Mito. É um dos vinhos mais gastronômicos e versáteis que existem — acompanha da entrada à sobremesa e transforma uma terça-feira comum. A associação exclusiva com festas é herança de marketing, não de técnica.

“Espumante doce é de qualidade inferior.”

Mito. Doçura é estilo, não defeito. Um bom Moscatel exige uvas aromáticas de qualidade e técnica precisa de interrupção da fermentação. Qualidade se mede pelo equilíbrio, não pelo açúcar.

“Método Charmat é sempre inferior ao método Tradicional.”

Mito. São propostas diferentes: o Charmat preserva fruta e frescor; o Tradicional constrói complexidade. Um Prosecco de tanque bem-feito é melhor que um método tradicional malfeito — sempre.

“Quanto mais borbulhas, melhor.”

Parcialmente mito. O que indica cuidado é a finura e a persistência do perlage, não a quantidade bruta de espuma. E a taça, sua limpeza e a temperatura influenciam muito o que você vê.

“Todo espumante melhora com o tempo.”

Mito. A maioria (Charmat, Moscatel, Prosecco) nasce pronta e perde o encanto com anos de guarda. Apenas métodos tradicionais estruturados evoluem bem — e mesmo eles têm prazo (capítulo 15).

“Espumante combina apenas com sobremesas.”

Mito. É quase o contrário: os secos (Nature a Brut) brilham no salgado, das ostras à feijoada. Só os doces pertencem à sobremesa (capítulo 11).

“Espumante deve ser servido quase congelado.”

Mito. Frio demais anestesia os aromas. Moscatéis pedem 4–6 °C, mas um método tradicional complexo mostra seu melhor entre 8 e 10 °C.

“A colher na garrafa preserva as borbulhas.”

Mito — testado e refutado repetidamente. O que preserva o gás é tampa hermética própria para espumante e geladeira.

“Somente produtos franceses podem ter alta qualidade.”

Mito. Champagne é referência histórica, mas espumantes brasileiros acumulam reconhecimento internacional em concursos e conquistaram, em 2022, uma Denominação de Origem exclusiva para espumantes — a Altos de Pinto Bandeira (capítulo 8). Qualidade não tem passaporte.

“Brut significa totalmente sem açúcar.”

Mito.

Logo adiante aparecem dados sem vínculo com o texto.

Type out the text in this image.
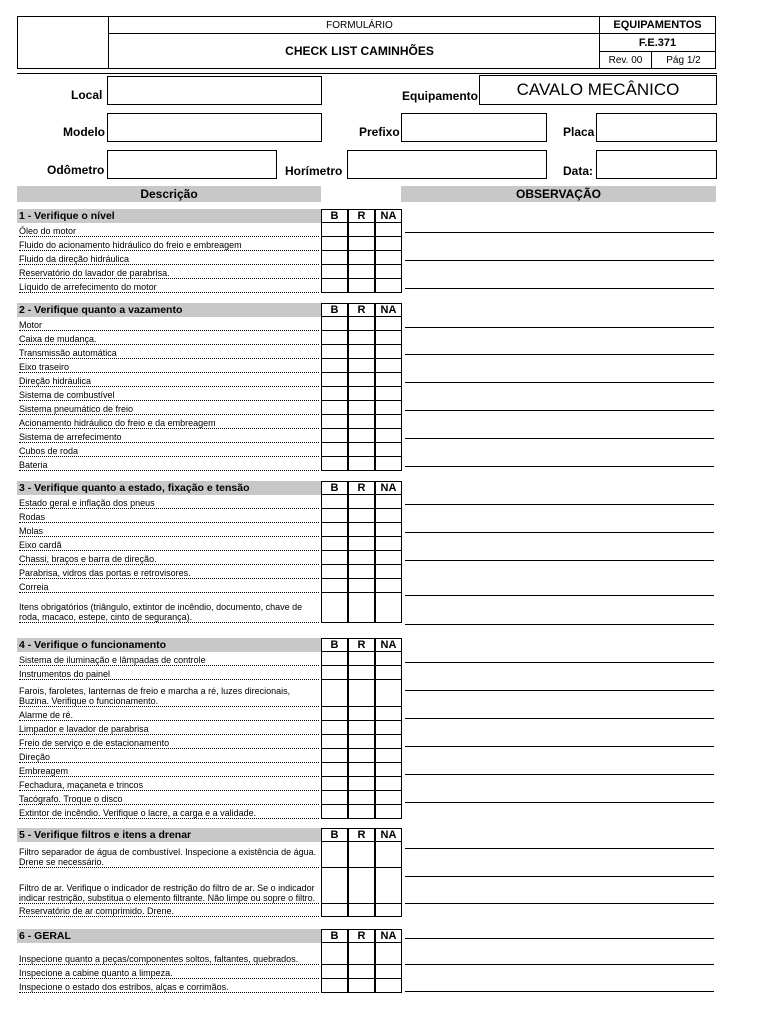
FORMULÁRIO
CHECK LIST CAMINHÕES
EQUIPAMENTOS
F.E.371
Rev. 00	Pág 1/2
Local	Equipamento CAVALO MECÂNICO
Modelo	Prefixo	Placa
Odômetro	Horímetro	Data:
Descrição	OBSERVAÇÃO
1 - Verifique o nível	B	R	NA
Óleo do motor
Fluido do acionamento hidráulico do freio e embreagem
Fluido da direção hidráulica
Reservatório do lavador de parabrisa.
Líquido de arrefecimento do motor
2 - Verifique quanto a vazamento	B	R	NA
Motor
Caixa de mudança.
Transmissão automática
Eixo traseiro
Direção hidráulica
Sistema de combustível
Sistema pneumático de freio
Acionamento hidráulico do freio e da embreagem
Sistema de arrefecimento
Cubos de roda
Bateria
3 - Verifique quanto a estado, fixação e tensão	B	R	NA
Estado geral e inflação dos pneus
Rodas
Molas
Eixo cardã
Chassi, braços e barra de direção.
Parabrisa, vidros das portas e retrovisores.
Correia
Itens obrigatórios (triângulo, extintor de incêndio, documento, chave de roda, macaco, estepe, cinto de segurança).
4 - Verifique o funcionamento	B	R	NA
Sistema de iluminação e lâmpadas de controle
Instrumentos do painel
Farois, faroletes, lanternas de freio e marcha a ré, luzes direcionais, Buzina. Verifique o funcionamento.
Alarme de ré.
Limpador e lavador de parabrisa
Freio de serviço e de estacionamento
Direção
Embreagem
Fechadura, maçaneta e trincos
Tacógrafo. Troque o disco
Extintor de incêndio. Verifique o lacre, a carga e a validade.
5 - Verifique filtros e itens a drenar	B	R	NA
Filtro separador de água de combustível. Inspecione a existência de água. Drene se necessário.
Filtro de ar. Verifique o indicador de restrição do filtro de ar. Se o indicador indicar restrição, substitua o elemento filtrante. Não limpe ou sopre o filtro.
Reservatório de ar comprimido. Drene.
6 - GERAL	B	R	NA
Inspecione quanto a peças/componentes soltos, faltantes, quebrados.
Inspecione a cabine quanto a limpeza.
Inspecione o estado dos estribos, alças e corrimãos.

O Brut brasileiro pode ter de 8,1 a 15 g/L de açúcar — pouco perceptível, mas presente. Totalmente seco é o Nature (até 3 g/L).

“Rosé é necessariamente doce.”

Mito. A cor vem das cascas de uvas tintas, não do açúcar. Há rosés Nature, Extra Brut e Brut — tão secos quanto qualquer branco.

“Moscatel serve apenas para sobremesas.”

Mito. É o rei da sobremesa, sim, mas também acompanha queijos azuis, pratos apimentados, brunches e tardes de calor — e muita gente o aprecia puro, como a taça de boas-vindas.

“Prosecco é o nome de qualquer espumante leve.”

Mito. Prosecco designa, na Itália, uma denominação de origem; no Brasil, historicamente, espumantes da uva Glera. Não é sinônimo genérico de “espumante levinho” (seção 5.7).